All client information is held to the highest standards of confidentiality

It is understood and agreed that the below identified discloser of confidential information may provide certain personal information that is and must be kept confidential. To ensure the protection of such information, and to preserve any confidentiality necessary under patent and/or trade secret laws, it is agreed that;

  1. The Confidential Information to be disclosed can be described as and includes:

Personal information about the discloser. Private information about the discloser that may relate with public information that is found on a search of the discloser’s name. Personal information about the discloser’s background, legal status, employment status or any personal information that is about the discloser that has not already been disclosed publicly.
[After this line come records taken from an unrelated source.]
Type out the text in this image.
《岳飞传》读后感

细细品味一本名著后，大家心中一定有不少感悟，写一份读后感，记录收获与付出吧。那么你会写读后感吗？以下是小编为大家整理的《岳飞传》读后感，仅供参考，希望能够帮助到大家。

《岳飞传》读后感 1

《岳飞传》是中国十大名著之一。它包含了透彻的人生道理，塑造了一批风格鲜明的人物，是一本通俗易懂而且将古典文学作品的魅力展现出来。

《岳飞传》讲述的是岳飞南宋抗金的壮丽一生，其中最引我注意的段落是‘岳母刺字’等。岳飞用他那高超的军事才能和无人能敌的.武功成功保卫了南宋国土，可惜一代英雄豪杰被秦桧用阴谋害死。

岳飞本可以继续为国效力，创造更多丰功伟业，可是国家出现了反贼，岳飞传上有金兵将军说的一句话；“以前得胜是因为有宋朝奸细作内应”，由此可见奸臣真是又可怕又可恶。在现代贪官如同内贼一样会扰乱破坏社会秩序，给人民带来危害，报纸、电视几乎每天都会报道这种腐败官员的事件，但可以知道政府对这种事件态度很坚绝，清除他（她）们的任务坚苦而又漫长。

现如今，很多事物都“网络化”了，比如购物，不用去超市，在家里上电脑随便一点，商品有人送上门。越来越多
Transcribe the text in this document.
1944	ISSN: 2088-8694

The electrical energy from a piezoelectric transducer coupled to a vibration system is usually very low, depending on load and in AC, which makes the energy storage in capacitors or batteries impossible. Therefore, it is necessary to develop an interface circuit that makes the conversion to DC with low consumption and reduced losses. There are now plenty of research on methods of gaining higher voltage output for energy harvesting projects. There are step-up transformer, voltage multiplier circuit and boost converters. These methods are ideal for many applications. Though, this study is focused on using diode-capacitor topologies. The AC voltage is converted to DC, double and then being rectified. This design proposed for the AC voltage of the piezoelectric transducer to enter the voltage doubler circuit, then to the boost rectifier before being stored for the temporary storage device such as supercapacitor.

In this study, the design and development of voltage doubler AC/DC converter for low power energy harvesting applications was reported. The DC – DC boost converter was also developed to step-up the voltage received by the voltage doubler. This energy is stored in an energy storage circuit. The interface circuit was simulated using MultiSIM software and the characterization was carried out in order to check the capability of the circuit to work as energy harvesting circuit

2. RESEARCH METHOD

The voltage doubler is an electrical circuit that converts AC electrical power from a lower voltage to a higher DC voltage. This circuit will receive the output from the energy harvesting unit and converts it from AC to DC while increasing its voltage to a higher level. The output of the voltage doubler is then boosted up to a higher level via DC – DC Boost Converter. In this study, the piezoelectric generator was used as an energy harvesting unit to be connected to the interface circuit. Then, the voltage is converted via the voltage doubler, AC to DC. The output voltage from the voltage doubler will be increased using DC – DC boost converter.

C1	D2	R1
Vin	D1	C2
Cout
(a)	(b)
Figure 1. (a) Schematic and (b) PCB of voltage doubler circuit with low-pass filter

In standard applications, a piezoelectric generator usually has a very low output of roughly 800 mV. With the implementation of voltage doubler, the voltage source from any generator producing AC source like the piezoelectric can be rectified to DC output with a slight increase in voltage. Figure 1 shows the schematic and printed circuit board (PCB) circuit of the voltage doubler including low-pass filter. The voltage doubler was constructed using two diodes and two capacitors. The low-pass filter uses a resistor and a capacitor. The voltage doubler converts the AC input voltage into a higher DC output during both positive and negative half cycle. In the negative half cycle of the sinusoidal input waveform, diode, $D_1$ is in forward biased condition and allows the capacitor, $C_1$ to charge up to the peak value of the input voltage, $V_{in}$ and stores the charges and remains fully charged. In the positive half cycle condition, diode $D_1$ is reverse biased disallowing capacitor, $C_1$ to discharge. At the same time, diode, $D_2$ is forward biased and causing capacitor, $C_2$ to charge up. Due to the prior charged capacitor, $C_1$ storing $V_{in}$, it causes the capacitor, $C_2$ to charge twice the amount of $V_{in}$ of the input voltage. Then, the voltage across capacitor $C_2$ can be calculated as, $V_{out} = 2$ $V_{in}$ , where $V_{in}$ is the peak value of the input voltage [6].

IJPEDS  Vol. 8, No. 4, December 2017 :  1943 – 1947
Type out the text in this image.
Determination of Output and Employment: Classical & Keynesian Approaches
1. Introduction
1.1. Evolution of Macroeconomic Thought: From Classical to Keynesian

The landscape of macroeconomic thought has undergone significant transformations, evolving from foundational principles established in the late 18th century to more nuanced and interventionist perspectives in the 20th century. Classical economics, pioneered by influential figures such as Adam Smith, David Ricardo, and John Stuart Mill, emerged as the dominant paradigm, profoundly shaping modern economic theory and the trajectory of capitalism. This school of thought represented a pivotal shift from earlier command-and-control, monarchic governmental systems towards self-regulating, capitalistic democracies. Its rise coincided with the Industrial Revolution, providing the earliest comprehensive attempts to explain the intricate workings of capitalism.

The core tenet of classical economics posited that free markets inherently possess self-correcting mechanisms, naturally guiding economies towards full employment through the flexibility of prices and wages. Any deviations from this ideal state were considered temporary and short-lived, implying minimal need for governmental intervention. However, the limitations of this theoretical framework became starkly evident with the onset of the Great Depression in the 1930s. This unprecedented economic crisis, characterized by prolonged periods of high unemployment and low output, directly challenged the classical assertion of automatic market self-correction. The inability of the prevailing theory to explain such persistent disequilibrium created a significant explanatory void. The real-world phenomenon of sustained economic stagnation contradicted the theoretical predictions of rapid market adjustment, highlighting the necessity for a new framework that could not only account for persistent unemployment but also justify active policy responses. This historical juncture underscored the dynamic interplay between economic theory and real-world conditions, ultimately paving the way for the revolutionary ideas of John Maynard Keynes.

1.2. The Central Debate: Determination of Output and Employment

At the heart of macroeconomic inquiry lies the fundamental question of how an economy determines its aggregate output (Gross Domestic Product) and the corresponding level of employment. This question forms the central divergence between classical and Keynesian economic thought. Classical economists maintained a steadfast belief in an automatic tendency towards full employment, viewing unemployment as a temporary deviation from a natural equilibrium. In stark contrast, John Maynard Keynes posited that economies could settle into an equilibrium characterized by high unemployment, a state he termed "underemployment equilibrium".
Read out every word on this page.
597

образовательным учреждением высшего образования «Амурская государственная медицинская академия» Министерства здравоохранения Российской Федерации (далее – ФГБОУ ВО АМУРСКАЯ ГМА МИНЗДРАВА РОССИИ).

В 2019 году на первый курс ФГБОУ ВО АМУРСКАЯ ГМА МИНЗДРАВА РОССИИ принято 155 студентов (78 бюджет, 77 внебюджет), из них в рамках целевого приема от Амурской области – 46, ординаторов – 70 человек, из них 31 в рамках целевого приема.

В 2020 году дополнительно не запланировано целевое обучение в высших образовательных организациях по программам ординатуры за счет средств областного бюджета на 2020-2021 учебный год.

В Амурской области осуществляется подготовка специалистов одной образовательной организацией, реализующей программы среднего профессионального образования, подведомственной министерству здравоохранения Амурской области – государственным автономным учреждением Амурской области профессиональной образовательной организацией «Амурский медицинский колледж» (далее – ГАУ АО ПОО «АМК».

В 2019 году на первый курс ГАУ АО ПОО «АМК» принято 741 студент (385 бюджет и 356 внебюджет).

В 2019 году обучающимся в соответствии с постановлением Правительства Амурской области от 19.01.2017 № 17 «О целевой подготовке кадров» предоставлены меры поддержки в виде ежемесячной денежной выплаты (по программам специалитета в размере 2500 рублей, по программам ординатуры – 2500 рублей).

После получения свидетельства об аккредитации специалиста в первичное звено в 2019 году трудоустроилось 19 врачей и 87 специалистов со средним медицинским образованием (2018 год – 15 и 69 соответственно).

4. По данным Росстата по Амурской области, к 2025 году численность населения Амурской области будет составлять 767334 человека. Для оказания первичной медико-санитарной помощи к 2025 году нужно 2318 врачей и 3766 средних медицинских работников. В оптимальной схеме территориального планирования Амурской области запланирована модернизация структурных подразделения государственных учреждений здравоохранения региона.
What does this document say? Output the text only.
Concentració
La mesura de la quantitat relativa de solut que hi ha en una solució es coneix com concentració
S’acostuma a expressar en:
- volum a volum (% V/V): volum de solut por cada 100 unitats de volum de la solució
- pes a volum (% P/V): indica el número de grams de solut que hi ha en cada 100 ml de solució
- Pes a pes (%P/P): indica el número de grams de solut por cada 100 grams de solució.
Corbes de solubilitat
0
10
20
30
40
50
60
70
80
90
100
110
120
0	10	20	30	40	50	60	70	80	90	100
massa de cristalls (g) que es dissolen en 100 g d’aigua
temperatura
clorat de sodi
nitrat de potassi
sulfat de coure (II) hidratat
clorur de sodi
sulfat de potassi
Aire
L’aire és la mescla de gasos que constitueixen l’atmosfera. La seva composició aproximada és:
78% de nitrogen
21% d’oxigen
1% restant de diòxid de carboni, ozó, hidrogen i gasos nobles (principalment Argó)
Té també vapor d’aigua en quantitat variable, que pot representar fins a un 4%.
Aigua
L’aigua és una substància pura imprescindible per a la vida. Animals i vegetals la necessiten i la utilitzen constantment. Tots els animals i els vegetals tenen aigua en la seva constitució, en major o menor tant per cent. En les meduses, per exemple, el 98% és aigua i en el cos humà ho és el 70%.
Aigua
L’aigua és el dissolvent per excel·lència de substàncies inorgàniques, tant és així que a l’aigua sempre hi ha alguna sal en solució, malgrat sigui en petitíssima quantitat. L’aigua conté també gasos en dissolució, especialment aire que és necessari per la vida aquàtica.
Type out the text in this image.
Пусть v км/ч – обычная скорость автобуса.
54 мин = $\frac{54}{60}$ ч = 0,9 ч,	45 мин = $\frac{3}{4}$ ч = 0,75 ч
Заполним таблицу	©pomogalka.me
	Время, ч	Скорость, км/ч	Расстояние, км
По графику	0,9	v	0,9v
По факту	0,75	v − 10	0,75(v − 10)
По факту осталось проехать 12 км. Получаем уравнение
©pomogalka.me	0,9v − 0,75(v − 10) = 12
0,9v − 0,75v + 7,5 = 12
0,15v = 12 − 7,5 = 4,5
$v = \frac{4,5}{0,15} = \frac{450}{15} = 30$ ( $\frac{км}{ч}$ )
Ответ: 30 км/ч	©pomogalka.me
Invention description(s), technical and business information relating to proprietary ideas and inventions, ideas, patentable ideas, trade secrets, drawings and/or illustrations, patent searches, existing and/or contemplated products and services, research and development, production, costs, profit and margin information, finances and financial projections, customers, clients, marketing, and current or future business plans and models, regardless of whether such information is designated as “Confidential Information” at the time of its disclosure.

  1. The Recipient shall limit disclosure of Confidential Information within its own organization to its directors, officers, partners, members, employees and/or independent contractors (collectively referred to as “affiliates”) having a need to know. The Recipient and affiliates will not disclose the confidential information obtained from the discloser unless required to do so by law.
  2. This Agreement imposes no obligation upon Recipient with respect to any Confidential Information (a) that was in Recipient’s possession before receipt from Discloser; (b) is or becomes a matter of public knowledge through no fault of Recipient; (c) is rightfully received by Recipient from a third party not owing a duty of confidentiality to the Discloser; (d) is disclosed without a duty of confidentiality to a third party by, or with the authorization of Discloser; or (e) is independently derived by Recipient.
  3. This Agreement states the entire agreement between the parties concerning the disclosure of Confidential Information. Any addition or modification to this Agreement must be made in writing and signed by the parties.
  4. If any of the provisions of this Agreement are found to be unenforceable, the remainder shall be enforced as fully as possible and the unenforceable provision(s) shall be deemed modified to the limited extent required to permit enforcement of the Agreement as a whole.

WHEREFORE, the parties acknowledge that they have read and understand this Agreement and voluntarily accept the duties and obligations set forth herein.